С Денисом творилось неладное. Сегодня рано утром он, впервые за долгое время, вновь попытался писать стихи. Четыре слова — вот все, чем одарило его вдохновение.
Или лозой увитая Тосканья...
Симпатичный зачин, в манере раннего Китса. Строка приятно гляделась на белом листе бумаги. "Или лозой увитая Тосканья." Этой фразой он был доволен. Но где, спрашивается, остаток строфы?
С какой легкостью год—другой назад он сочинял не одну строфу, а целое стихотворение. Как легко все давалось ему в ту пору. Стать поэтом: то была веха, постоянно маячившая на его горизонтах. Из—под пера Дениса уже вышло множество живых лирических стихотворений, не говоря уж о трех не предназначенных для сцены пьесах. У друзей по университету он пользовался необычайным успехом, все любили его, он мог говорить и делать все, что придет ему в голову. Разве он не был идолом кружка избранных, преклонявшихся не только друг перед другом, но и перед сатанизмом Бодлера, жреческими непристойностями Бердслея, заплесневелыми мудрецами Персии и новейшими рифмоплетами Америки? Веселая безответственность переполняла его. С того дня, когда он, вернувшись к себе после какой—то занудливой лекции, объявил друзьям, что потерял зонт, но сохранил, благодарение Богу, честь, все в один голос предрекали ему блестящее будущее. О нем же — по иным, но не менее убедительным причинам — постоянно твердила Денису слепо обожавшая его и склонная к заблуждениям мать.

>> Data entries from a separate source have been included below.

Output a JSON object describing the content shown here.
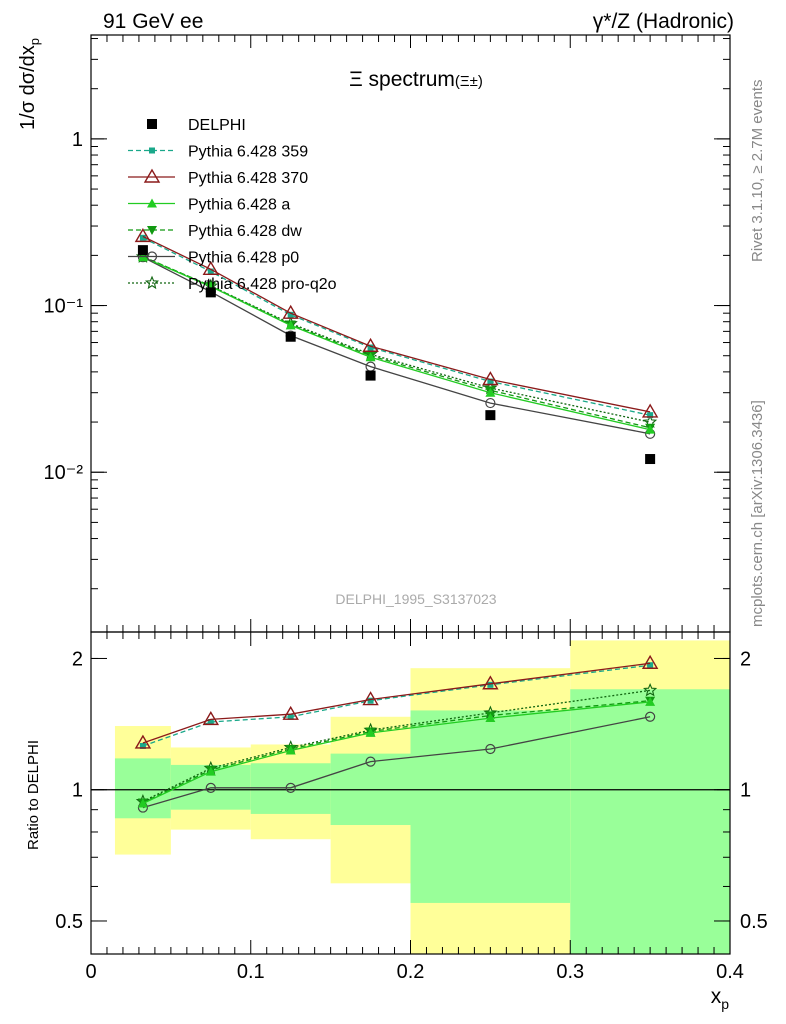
{
  "header": {
    "left": "91 GeV ee",
    "right": "γ*/Z (Hadronic)"
  },
  "side_text": {
    "rivet": "Rivet 3.1.10, ≥ 2.7M events",
    "mcplots": "mcplots.cern.ch [arXiv:1306.3436]"
  },
  "watermark": "DELPHI_1995_S3137023",
  "colors": {
    "delphi": "#000000",
    "p359": "#1aa88a",
    "p370": "#8b1a1a",
    "a": "#22cc22",
    "dw": "#119911",
    "p0": "#444444",
    "proq2o": "#116611",
    "band_yellow": "#ffff99",
    "band_green": "#99ff99"
  },
  "chart_data": [
    {
      "type": "scatter",
      "title": "Ξ spectrum",
      "title_suffix": "(Ξ±)",
      "ylabel": "1/σ dσ/dx_p",
      "ylog": true,
      "ylim": [
        0.0011,
        4.2
      ],
      "xlim": [
        0,
        0.4
      ],
      "yticks": [
        {
          "value": 1,
          "label": "1"
        },
        {
          "value": 0.1,
          "label": "10⁻¹"
        },
        {
          "value": 0.01,
          "label": "10⁻²"
        }
      ],
      "x": [
        0.0325,
        0.075,
        0.125,
        0.175,
        0.25,
        0.35
      ],
      "series": [
        {
          "key": "delphi",
          "name": "DELPHI",
          "marker": "square",
          "line": "none",
          "values": [
            0.215,
            0.12,
            0.065,
            0.038,
            0.022,
            0.012
          ]
        },
        {
          "key": "p359",
          "name": "Pythia 6.428 359",
          "marker": "small-square",
          "line": "dashed",
          "values": [
            0.255,
            0.16,
            0.088,
            0.056,
            0.035,
            0.022
          ]
        },
        {
          "key": "p370",
          "name": "Pythia 6.428 370",
          "marker": "open-triangle",
          "line": "solid",
          "values": [
            0.26,
            0.165,
            0.09,
            0.057,
            0.036,
            0.023
          ]
        },
        {
          "key": "a",
          "name": "Pythia 6.428 a",
          "marker": "triangle",
          "line": "solid",
          "values": [
            0.195,
            0.13,
            0.076,
            0.049,
            0.03,
            0.018
          ]
        },
        {
          "key": "dw",
          "name": "Pythia 6.428 dw",
          "marker": "triangle-down",
          "line": "dashed",
          "values": [
            0.197,
            0.131,
            0.077,
            0.05,
            0.031,
            0.0185
          ]
        },
        {
          "key": "p0",
          "name": "Pythia 6.428 p0",
          "marker": "open-circle",
          "line": "solid",
          "values": [
            0.195,
            0.121,
            0.066,
            0.043,
            0.026,
            0.017
          ]
        },
        {
          "key": "proq2o",
          "name": "Pythia 6.428 pro-q2o",
          "marker": "open-star",
          "line": "dotted",
          "values": [
            0.196,
            0.131,
            0.078,
            0.051,
            0.032,
            0.02
          ]
        }
      ]
    },
    {
      "type": "scatter",
      "ylabel": "Ratio to DELPHI",
      "xlabel": "x_p",
      "ylog": true,
      "ylim": [
        0.42,
        2.3
      ],
      "xlim": [
        0,
        0.4
      ],
      "yticks": [
        {
          "value": 2,
          "label": "2"
        },
        {
          "value": 1,
          "label": "1"
        },
        {
          "value": 0.5,
          "label": "0.5"
        }
      ],
      "xticks": [
        {
          "value": 0,
          "label": "0"
        },
        {
          "value": 0.1,
          "label": "0.1"
        },
        {
          "value": 0.2,
          "label": "0.2"
        },
        {
          "value": 0.3,
          "label": "0.3"
        },
        {
          "value": 0.4,
          "label": "0.4"
        }
      ],
      "bands": [
        {
          "x0": 0.015,
          "x1": 0.05,
          "yellow": [
            0.71,
            1.4
          ],
          "green": [
            0.86,
            1.18
          ]
        },
        {
          "x0": 0.05,
          "x1": 0.1,
          "yellow": [
            0.81,
            1.25
          ],
          "green": [
            0.9,
            1.14
          ]
        },
        {
          "x0": 0.1,
          "x1": 0.15,
          "yellow": [
            0.77,
            1.27
          ],
          "green": [
            0.88,
            1.15
          ]
        },
        {
          "x0": 0.15,
          "x1": 0.2,
          "yellow": [
            0.61,
            1.47
          ],
          "green": [
            0.83,
            1.21
          ]
        },
        {
          "x0": 0.2,
          "x1": 0.3,
          "yellow": [
            0.42,
            1.9
          ],
          "green": [
            0.55,
            1.52
          ]
        },
        {
          "x0": 0.3,
          "x1": 0.4,
          "yellow": [
            0.42,
            2.2
          ],
          "green": [
            0.42,
            1.7
          ]
        }
      ],
      "x": [
        0.0325,
        0.075,
        0.125,
        0.175,
        0.25,
        0.35
      ],
      "series": [
        {
          "key": "p359",
          "values": [
            1.26,
            1.43,
            1.47,
            1.6,
            1.74,
            1.93
          ]
        },
        {
          "key": "p370",
          "values": [
            1.28,
            1.45,
            1.49,
            1.61,
            1.75,
            1.95
          ]
        },
        {
          "key": "a",
          "values": [
            0.93,
            1.1,
            1.23,
            1.35,
            1.46,
            1.59
          ]
        },
        {
          "key": "dw",
          "values": [
            0.935,
            1.11,
            1.24,
            1.36,
            1.48,
            1.6
          ]
        },
        {
          "key": "p0",
          "values": [
            0.91,
            1.01,
            1.01,
            1.16,
            1.24,
            1.47
          ]
        },
        {
          "key": "proq2o",
          "values": [
            0.94,
            1.12,
            1.25,
            1.37,
            1.5,
            1.69
          ]
        }
      ]
    }
  ]
}
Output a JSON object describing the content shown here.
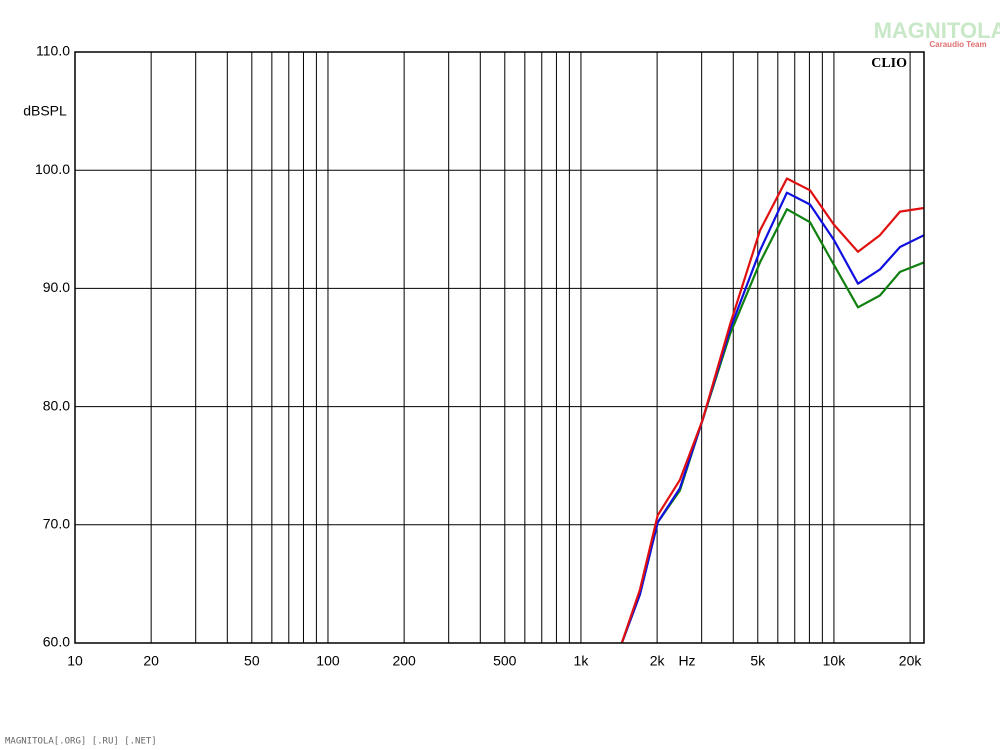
{
  "chart_data": {
    "type": "line",
    "y_label": "dBSPL",
    "x_label": "Hz",
    "brand": "CLIO",
    "watermark": "MAGNITOLA",
    "watermark_sub": "Caraudio Team",
    "footer": "MAGNITOLA[.ORG] [.RU] [.NET]",
    "xlog": true,
    "grid": true,
    "xlim": [
      10,
      22700
    ],
    "ylim": [
      60,
      110
    ],
    "xticks": [
      10,
      20,
      50,
      100,
      200,
      500,
      {
        "value": 1000,
        "label": "1k"
      },
      {
        "value": 2000,
        "label": "2k"
      },
      {
        "value": 5000,
        "label": "5k"
      },
      {
        "value": 10000,
        "label": "10k"
      },
      {
        "value": 20000,
        "label": "20k"
      }
    ],
    "xgrid_minor": [
      30,
      40,
      60,
      70,
      80,
      90,
      300,
      400,
      600,
      700,
      800,
      900,
      3000,
      4000,
      6000,
      7000,
      8000,
      9000
    ],
    "yticks": [
      {
        "value": 60,
        "label": "60.0"
      },
      {
        "value": 70,
        "label": "70.0"
      },
      {
        "value": 80,
        "label": "80.0"
      },
      {
        "value": 90,
        "label": "90.0"
      },
      {
        "value": 100,
        "label": "100.0"
      },
      {
        "value": 110,
        "label": "110.0"
      }
    ],
    "x": [
      1450,
      1710,
      2010,
      2460,
      3030,
      3880,
      5100,
      6520,
      8040,
      10000,
      12450,
      15200,
      18240,
      22700
    ],
    "series": [
      {
        "color": "#e01010",
        "values": [
          60,
          64.5,
          70.8,
          73.8,
          78.9,
          86.9,
          94.9,
          99.3,
          98.3,
          95.4,
          93.1,
          94.5,
          96.5,
          96.8
        ]
      },
      {
        "color": "#1010e0",
        "values": [
          60,
          64.1,
          70.2,
          73.1,
          78.9,
          86.5,
          93.2,
          98.1,
          97.1,
          94.1,
          90.4,
          91.6,
          93.5,
          94.5
        ]
      },
      {
        "color": "#108010",
        "values": [
          60,
          64.1,
          70.2,
          72.9,
          78.9,
          86.1,
          92.2,
          96.7,
          95.6,
          92.0,
          88.4,
          89.4,
          91.4,
          92.2
        ]
      }
    ]
  }
}
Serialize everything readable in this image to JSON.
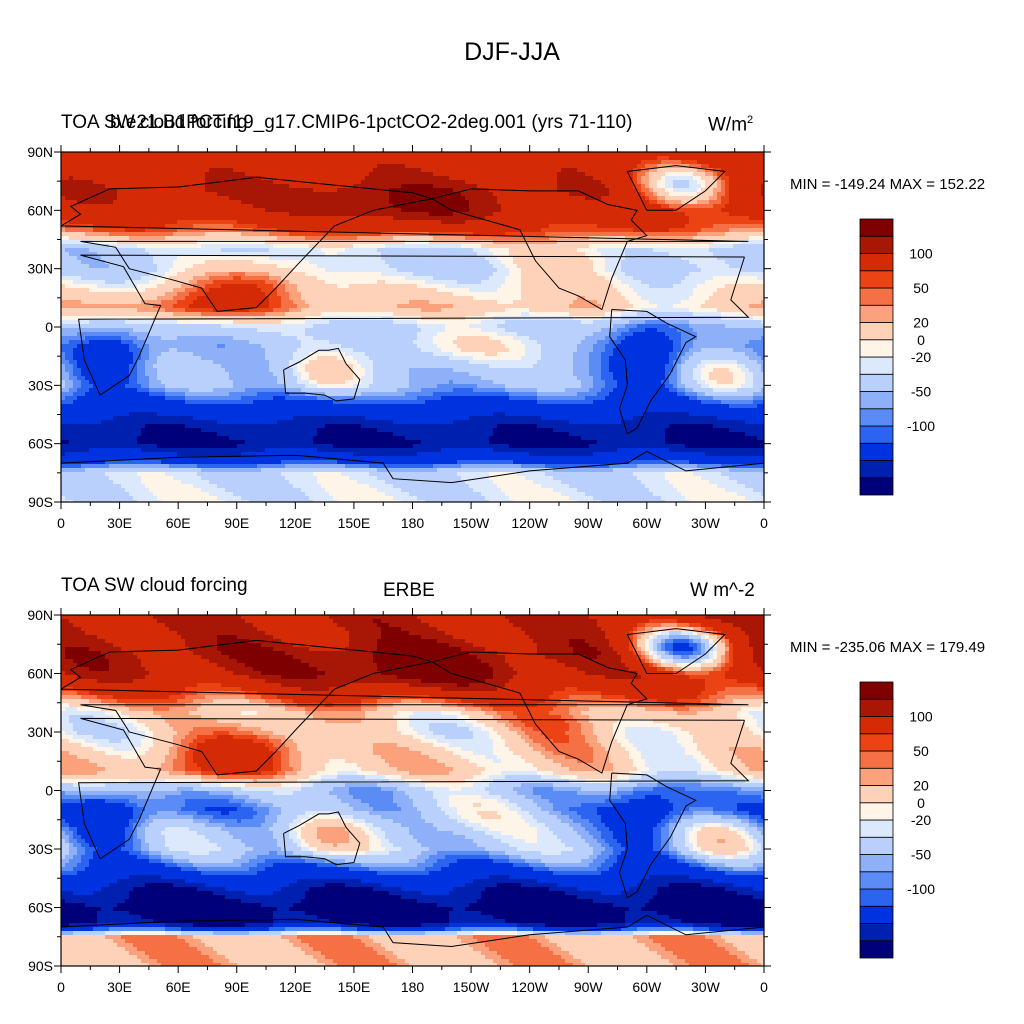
{
  "title": "DJF-JJA",
  "palette": [
    "#00007a",
    "#0020b0",
    "#0033e0",
    "#2a64f0",
    "#5b8cf5",
    "#8db0f8",
    "#b8d0fb",
    "#dce9fd",
    "#fff4e8",
    "#fdd2b8",
    "#fba27d",
    "#f67046",
    "#ec4314",
    "#d42a05",
    "#a81605",
    "#7f0000"
  ],
  "colorbar_labels": [
    "-100",
    "-50",
    "-20",
    "0",
    "20",
    "50",
    "100"
  ],
  "chart_data": [
    {
      "type": "heatmap",
      "field": "TOA SW cloud forcing, DJF minus JJA",
      "left_label": "TOA SW cloud forcing",
      "center_label": "b.e21.B1PCT.f19_g17.CMIP6-1pctCO2-2deg.001 (yrs 71-110)",
      "units": "W/m",
      "units_sup": "2",
      "min_max_text": "MIN = -149.24 MAX = 152.22",
      "min": -149.24,
      "max": 152.22,
      "contour_levels": [
        -120,
        -100,
        -80,
        -60,
        -50,
        -40,
        -30,
        -20,
        -10,
        0,
        10,
        20,
        30,
        40,
        50,
        60,
        80,
        100,
        120
      ],
      "xlabel": "",
      "ylabel": "",
      "x_ticks": [
        "0",
        "30E",
        "60E",
        "90E",
        "120E",
        "150E",
        "180",
        "150W",
        "120W",
        "90W",
        "60W",
        "30W",
        "0"
      ],
      "y_ticks": [
        "90N",
        "60N",
        "30N",
        "0",
        "30S",
        "60S",
        "90S"
      ],
      "xlim": [
        0,
        360
      ],
      "ylim": [
        -90,
        90
      ],
      "zonal_profile": [
        [
          -90,
          -5
        ],
        [
          -75,
          -10
        ],
        [
          -68,
          -80
        ],
        [
          -60,
          -125
        ],
        [
          -50,
          -110
        ],
        [
          -40,
          -70
        ],
        [
          -30,
          -30
        ],
        [
          -20,
          -25
        ],
        [
          -10,
          -30
        ],
        [
          0,
          -20
        ],
        [
          10,
          25
        ],
        [
          20,
          5
        ],
        [
          30,
          -20
        ],
        [
          40,
          -20
        ],
        [
          50,
          50
        ],
        [
          60,
          85
        ],
        [
          70,
          100
        ],
        [
          80,
          90
        ],
        [
          90,
          85
        ]
      ],
      "notable_values": {
        "north_pacific_60N": 130,
        "greenland": -5,
        "amazon": -90,
        "southern_ocean_60S": -125,
        "antarctica": -5
      }
    },
    {
      "type": "heatmap",
      "field": "TOA SW cloud forcing, DJF minus JJA",
      "left_label": "TOA SW cloud forcing",
      "center_label": "ERBE",
      "units": "W m^-2",
      "min_max_text": "MIN = -235.06 MAX = 179.49",
      "min": -235.06,
      "max": 179.49,
      "contour_levels": [
        -120,
        -100,
        -80,
        -60,
        -50,
        -40,
        -30,
        -20,
        -10,
        0,
        10,
        20,
        30,
        40,
        50,
        60,
        80,
        100,
        120
      ],
      "xlabel": "",
      "ylabel": "",
      "x_ticks": [
        "0",
        "30E",
        "60E",
        "90E",
        "120E",
        "150E",
        "180",
        "150W",
        "120W",
        "90W",
        "60W",
        "30W",
        "0"
      ],
      "y_ticks": [
        "90N",
        "60N",
        "30N",
        "0",
        "30S",
        "60S",
        "90S"
      ],
      "xlim": [
        0,
        360
      ],
      "ylim": [
        -90,
        90
      ],
      "zonal_profile": [
        [
          -90,
          30
        ],
        [
          -75,
          30
        ],
        [
          -68,
          -130
        ],
        [
          -60,
          -140
        ],
        [
          -50,
          -110
        ],
        [
          -40,
          -60
        ],
        [
          -30,
          -20
        ],
        [
          -20,
          -20
        ],
        [
          -10,
          -45
        ],
        [
          0,
          -30
        ],
        [
          10,
          20
        ],
        [
          20,
          15
        ],
        [
          30,
          0
        ],
        [
          40,
          10
        ],
        [
          50,
          60
        ],
        [
          60,
          100
        ],
        [
          70,
          110
        ],
        [
          80,
          100
        ],
        [
          90,
          100
        ]
      ],
      "notable_values": {
        "north_pacific_60N": 130,
        "greenland": -60,
        "amazon": -80,
        "southern_ocean_60S": -150,
        "antarctica": 30
      }
    }
  ]
}
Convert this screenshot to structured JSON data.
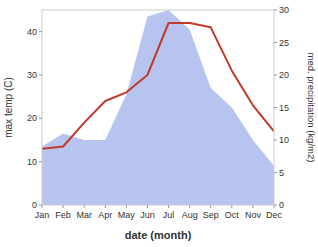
{
  "chart_data": {
    "type": "line",
    "xlabel": "date (month)",
    "ylabel": "max temp (C)",
    "y2label": "med. precipitation (kg/m2)",
    "categories": [
      "Jan",
      "Feb",
      "Mar",
      "Apr",
      "May",
      "Jun",
      "Jul",
      "Aug",
      "Sep",
      "Oct",
      "Nov",
      "Dec"
    ],
    "series": [
      {
        "type": "line",
        "color": "#c0392b",
        "values": [
          13,
          13.5,
          19,
          24,
          26,
          30,
          42,
          42,
          41,
          31,
          23,
          17
        ]
      },
      {
        "type": "area",
        "axis": "y2",
        "color": "#b8c4f0",
        "values": [
          9,
          11,
          10,
          10,
          17,
          29,
          30,
          27,
          18,
          15,
          10,
          6
        ]
      }
    ],
    "ylim": [
      0,
      45
    ],
    "yticks": [
      0,
      10,
      20,
      30,
      40
    ],
    "y2lim": [
      0,
      30
    ],
    "y2ticks": [
      0,
      5,
      10,
      15,
      20,
      25,
      30
    ],
    "grid": false
  }
}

Он разочаровал их всех. Бойкие остроты стали даваться ему все реже и реже, все реже слетали с губ мертворожденные афоризмы. Он утратил веселость, стал безрадостным, раздражительным, скованным. Он вдруг осознал, что за стенами университета лежит огромный мир, и размышляя о нем, ощущал себя оранжерейным цветком, выставленным под буйный мартовский ветер. Жизнь уже не представлялась ему подобием барьера в скачках с препятствиями, который следует брать с наскока; она обратилась в клубок безобразных фактов, которые отовсюду лезут тебе в глаза, не желая убраться с дороги. Год за годом он во время каникул сталкивался с людьми для него новыми; с людьми, которые снисходительно усмехались при упоминании обо всем, что он почитал священным — об искусстве, древностях, литературе; с людьми, явно пребывающими в здравом уме и однако же избравшими для себя какие—то дикие профессии — избравшими их с ясным пониманием того, что они делают, с неподдельным пылом — и подлинным образом преуспевшими в них на грубый мирской манер.
Поначалу он сторонился таких людей, утешая себя тем, что поскольку они все равно остаются хамами, то и не важно, преуспевают они или нет. Но надолго ему этого утешения не хватило. Да они и не были хамами — далеко не все. Многие не только обедали у них, но и приглашали их на свои обеды. Вполне достойные оказались люди, если правду сказать. И ничего дурного в них не было, не считая, конечно, того, что они придерживались взглядов, не схожих со взглядами Дениса.